La Médaille Fields récompense la résolution par la jeune professeure, spécialiste de la théorie des nombres, du problème de l’empilement des sphères dans les dimensions 8 et 24. La question de l’empilement optimal de sphères avec un minimum de vide entre elles – tel que dans une pyramide d’oranges – occupe les mathématiciens depuis déjà plus de quatre siècles. C’est en 1611 précisément que Johannes Kepler a suggéré, sans toutefois le prouver, que dans un espace en trois dimensions, c’est la forme pyramidale qui est optimale. Ce n’est toutefois qu’en 1998 que la preuve mathématique a pu en être donnée.
Il était temps de passer aux autres dimensions. «La difficulté est que si le problème est formulé de la même façon, chaque dimension est différente et les solutions optimales dépendent beaucoup de la dimension», avance la mathématicienne. Pourquoi s’intéresser aux dimensions 8 et 24 ? «Parce que les solutions y sont particulièrement belles et que ce sont des dimensions spéciales», répond la chercheuse. Les empilements de sphères s’y font de façon remarquablement symétrique, suivant des réseaux respectivement appelés réseau E8 et réseau de Leech. Il y a plus de dix ans, les travaux de Henry Cohn (MIT / Microsoft Research) et Noam Elkies (Harvard) avaient établi que ces empilements étaient proches de la perfection (au milliardième de pour cent près) mais sans pouvoir le prouver de manière définitive. Ce que fera Maryna Viazovska en démontrant de manière magistrale que les empilements le long de ces deux réseaux atteignaient la perfection.

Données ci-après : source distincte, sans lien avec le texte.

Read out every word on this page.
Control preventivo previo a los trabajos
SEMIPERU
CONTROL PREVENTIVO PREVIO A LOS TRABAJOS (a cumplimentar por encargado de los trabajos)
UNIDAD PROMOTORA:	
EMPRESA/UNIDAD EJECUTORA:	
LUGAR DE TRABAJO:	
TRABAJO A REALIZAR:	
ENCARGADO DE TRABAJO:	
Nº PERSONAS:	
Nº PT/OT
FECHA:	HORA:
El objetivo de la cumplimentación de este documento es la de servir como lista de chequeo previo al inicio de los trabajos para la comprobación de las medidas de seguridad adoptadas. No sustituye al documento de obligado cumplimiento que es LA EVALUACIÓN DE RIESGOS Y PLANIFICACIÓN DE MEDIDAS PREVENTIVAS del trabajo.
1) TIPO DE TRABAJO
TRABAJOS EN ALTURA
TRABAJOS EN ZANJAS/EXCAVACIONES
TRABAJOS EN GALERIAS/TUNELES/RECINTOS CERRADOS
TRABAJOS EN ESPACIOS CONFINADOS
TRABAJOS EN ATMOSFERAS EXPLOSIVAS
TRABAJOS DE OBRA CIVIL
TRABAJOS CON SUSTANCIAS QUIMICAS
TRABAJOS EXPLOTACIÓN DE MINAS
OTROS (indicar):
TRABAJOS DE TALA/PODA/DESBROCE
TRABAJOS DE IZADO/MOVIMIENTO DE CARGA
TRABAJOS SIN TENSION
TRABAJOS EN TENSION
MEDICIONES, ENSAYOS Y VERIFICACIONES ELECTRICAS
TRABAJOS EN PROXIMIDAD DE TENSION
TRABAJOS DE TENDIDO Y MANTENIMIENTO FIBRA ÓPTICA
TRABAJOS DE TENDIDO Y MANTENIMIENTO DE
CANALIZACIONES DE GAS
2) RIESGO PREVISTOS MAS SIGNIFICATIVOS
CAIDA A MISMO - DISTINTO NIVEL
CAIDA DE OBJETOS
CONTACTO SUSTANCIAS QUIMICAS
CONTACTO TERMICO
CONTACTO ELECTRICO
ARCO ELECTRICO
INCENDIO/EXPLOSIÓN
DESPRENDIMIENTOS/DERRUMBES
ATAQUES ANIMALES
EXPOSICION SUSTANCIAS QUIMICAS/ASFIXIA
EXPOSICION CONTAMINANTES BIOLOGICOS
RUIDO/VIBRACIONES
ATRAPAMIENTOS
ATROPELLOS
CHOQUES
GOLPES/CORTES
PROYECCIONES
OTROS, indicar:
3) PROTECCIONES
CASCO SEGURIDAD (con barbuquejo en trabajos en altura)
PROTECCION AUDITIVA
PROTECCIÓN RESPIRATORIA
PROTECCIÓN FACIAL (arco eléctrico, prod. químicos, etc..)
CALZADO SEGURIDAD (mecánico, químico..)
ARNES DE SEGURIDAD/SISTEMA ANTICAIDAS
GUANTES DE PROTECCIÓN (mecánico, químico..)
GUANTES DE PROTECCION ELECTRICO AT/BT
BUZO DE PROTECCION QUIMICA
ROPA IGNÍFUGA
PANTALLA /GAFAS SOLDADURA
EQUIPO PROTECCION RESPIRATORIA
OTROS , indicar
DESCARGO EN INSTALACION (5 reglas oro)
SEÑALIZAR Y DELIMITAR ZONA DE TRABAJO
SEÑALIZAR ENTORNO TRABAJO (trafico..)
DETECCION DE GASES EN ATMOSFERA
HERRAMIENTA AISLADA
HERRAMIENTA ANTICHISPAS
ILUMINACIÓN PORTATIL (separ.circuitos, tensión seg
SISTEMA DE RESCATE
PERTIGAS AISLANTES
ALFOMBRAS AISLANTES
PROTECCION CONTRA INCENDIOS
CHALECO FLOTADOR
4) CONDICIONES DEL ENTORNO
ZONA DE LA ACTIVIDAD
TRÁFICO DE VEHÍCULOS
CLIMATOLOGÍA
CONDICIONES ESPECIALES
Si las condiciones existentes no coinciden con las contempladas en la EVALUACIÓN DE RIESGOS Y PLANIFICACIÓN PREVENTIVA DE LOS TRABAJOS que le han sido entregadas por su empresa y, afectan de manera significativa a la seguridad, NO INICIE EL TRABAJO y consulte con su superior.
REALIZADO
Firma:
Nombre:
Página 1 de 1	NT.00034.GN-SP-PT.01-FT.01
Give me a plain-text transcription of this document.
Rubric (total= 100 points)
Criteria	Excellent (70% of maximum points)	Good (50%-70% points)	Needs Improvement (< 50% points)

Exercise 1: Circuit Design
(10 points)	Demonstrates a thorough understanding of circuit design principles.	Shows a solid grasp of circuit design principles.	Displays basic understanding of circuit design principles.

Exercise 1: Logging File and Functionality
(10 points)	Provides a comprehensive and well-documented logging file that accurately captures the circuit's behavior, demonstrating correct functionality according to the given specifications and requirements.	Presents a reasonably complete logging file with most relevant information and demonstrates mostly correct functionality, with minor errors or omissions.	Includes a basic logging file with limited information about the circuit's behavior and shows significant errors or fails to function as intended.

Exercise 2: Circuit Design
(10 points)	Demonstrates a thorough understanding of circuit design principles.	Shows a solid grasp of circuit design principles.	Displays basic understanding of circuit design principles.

«Mais comment le prouver?» s’est naturellement interrogée Maryna Viazovska. Sa démonstration présuppose l’existence d’une fonction auxiliaire capable de donner la réponse exacte correspondant aux densités de E8 et du réseau de Leech. Pour construire cette fonction, la jeune chercheuse procède en puisant dans d’autres domaines mathématiques, ce qui fait selon les spécialistes toute l’originalité et la beauté de sa démonstration. En effet, suivant sa créativité et son intuition, elle a été chercher l’aide des «formes modulaires», le sujet de sa thèse. Les formes modulaires sont des fonctions mathématiques qui possèdent des symétries particulières. Après deux ans d’efforts, elle a découvert la bonne fonction.
Optimalité universelle
Ses travaux sont présentés en mars 2016 : la démonstration prend 23 pages, parfaitement limpides pour les arithméticiens. Dans la foulée, Henry Cohn la félicite et lui suggère d’étendre la méthode à la dimension 24. Une semaine plus tard, Maryna Viazovska, Henry Cohn et deux autres collègues mettent en ligne un théorème démontrant la perfection de l’empilement issu du réseau de Leech pour un univers de dimension 24, confirmant ainsi la profondeur de son idée initiale en dimension 8.
Cette démonstration suscite une vague d’enthousiasme dans la communauté mathématique et lui vaut plusieurs distinctions prestigieuses.
Aujourd’hui, la professeure travaille toujours sur les dimensions 8 et 24, approfondissant la question de l’empilement des sphères. Comme elle le dit elle-même, «ces configurations apparaissent dans d’autres problèmes d’optimisation. Il semble qu’on ne les y retrouve pas seulement pour empiler des sphères, mais en matière de dépense d’énergie par exemple. Ce qui est une situation assez inhabituelle.» Elle vient justement de démontrer que E8 et le réseau de Leech ont une propriété «d’optimalité universelle»: ce sont les meilleures configurations possibles pour un ensemble continu de problèmes naturels. On sait depuis longtemps que la question de l’empilement des sphères joue un rôle clef dans la théorie de l’information et des codes correcteurs d’erreur. Par ses nouveaux développements, la recherche de Maryna Viazovska pourrait un jour aider à résoudre de nombreux autres problèmes du quotidien.